Couldn’t agree more. You want me to pump out 10 more diamond push-ups? Just mention my ex and I tap into a whole new level of strength and power.
And Doug and I have fun. We laugh as I lose my balance and literally fall off screen. He has to mute me if he’s in public during our training sessions since I swear so much. (Hey it hurts!!)
Also, I needed to be accountable to somebody. I needed somebody to hold my hand and help me get well and fit. And as an addict/alcoholic, self-discipline is not my forte. Now the results motivate me. I can see the physical changes: a rounder booty, some definition in my arms. And of course, I get a brief reprieve from my frequent unwanted visitor, depression.
Mood Follows Action
Don’t get me wrong, I have no plans to do an Ironman triathlon. But as a sedentary writer, moving every day feels like a necessary part of my recovery.
“One of the first things my first sponsor told me was ‘mood follows action.’ This quote has been a game changer for me, applicable not just in sobriety, but in life,“ ultra-endurance athlete, best-selling author and podcast host Rich Roll told me. “I use it daily with respect to fitness, which has transformed my life wholesale. When we come into the rooms we are broken. Our self-esteem is shattered, our sense of what is possible decimated. Much like the steps, with fitness you see results when you put in the work.”

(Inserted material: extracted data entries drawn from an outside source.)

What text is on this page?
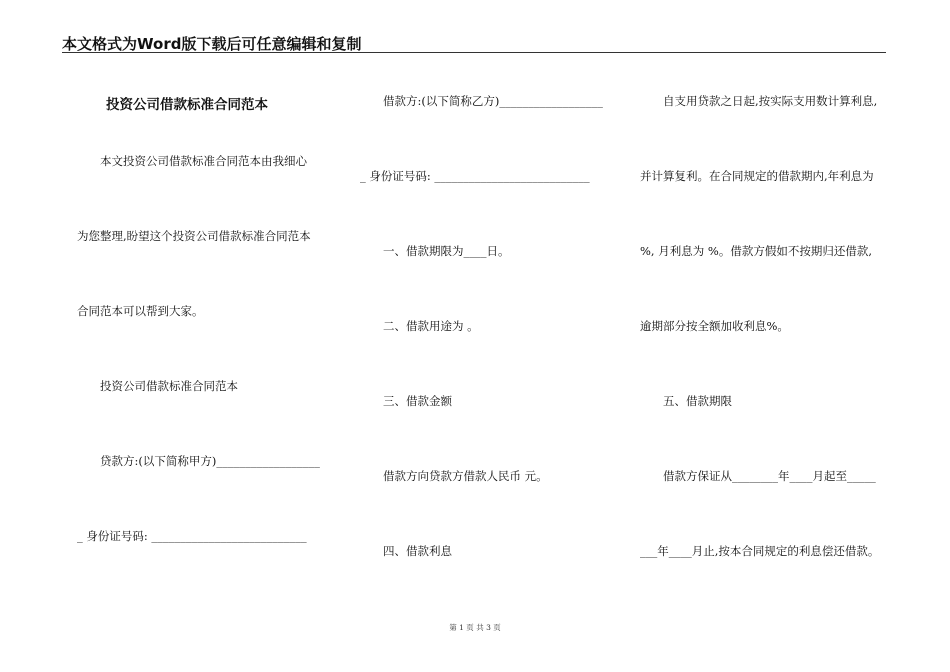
本文格式为Word版下载后可任意编辑和复制
投资公司借款标准合同范本
本文投资公司借款标准合同范本由我细心
为您整理,盼望这个投资公司借款标准合同范本
合同范本可以帮到大家。
投资公司借款标准合同范本
贷款方:(以下简称甲方)__________________
_ 身份证号码: ___________________________
借款方:(以下简称乙方)__________________
_ 身份证号码: ___________________________
一、借款期限为____日。
二、借款用途为 。
三、借款金额
借款方向贷款方借款人民币 元。
四、借款利息
自支用贷款之日起,按实际支用数计算利息,
并计算复利。在合同规定的借款期内,年利息为
%, 月利息为 %。借款方假如不按期归还借款,
逾期部分按全额加收利息%。
五、借款期限
借款方保证从________年____月起至_____
___年____月止,按本合同规定的利息偿还借款。
第 1 页 共 3 页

“But the trick for me — an alcoholic through and through — is to remember that it isn’t a replacement for the steps,” Roll adds. “Fitness isn’t my higher power. But it is an incredibly powerful and essential ingredient in my sober equation.”
If you’re still not convinced that exercise is for you, here’s some science to back it up and push you to dust off those running shoes.
Post-doctoral Fellow at the Center for Neural Science at NYU and neuroscientist, dancer, and science writer Julia Basso reports in a research paper that “We show that the three most consistent cognitive/behavioral effects of a single bout of exercise in humans are improved executive functions, enhanced mood states, and decreased stress levels.”
Cool. So we all know that exercise can de-stress you and get all those endorphins going but which cognitive functions are we talking about? Well, according to Basso, “….Executive functions including attention, working memory, problem solving, cognitive flexibility, verbal fluency, decision making, and inhibitory control receive the most benefit from acute exercise.”
In closing, I’ll leave you with words from my two masters. Doug says, “If Amy Dresner can get into a workout regime, anyone can. Her transformation this last year has been life-changing, not only for her, but for me, too. Watching people in recovery see the power of fitness is something I live for.”
And Rich says, “If it was up to me, I’d add daily physical movement as the 13th step.”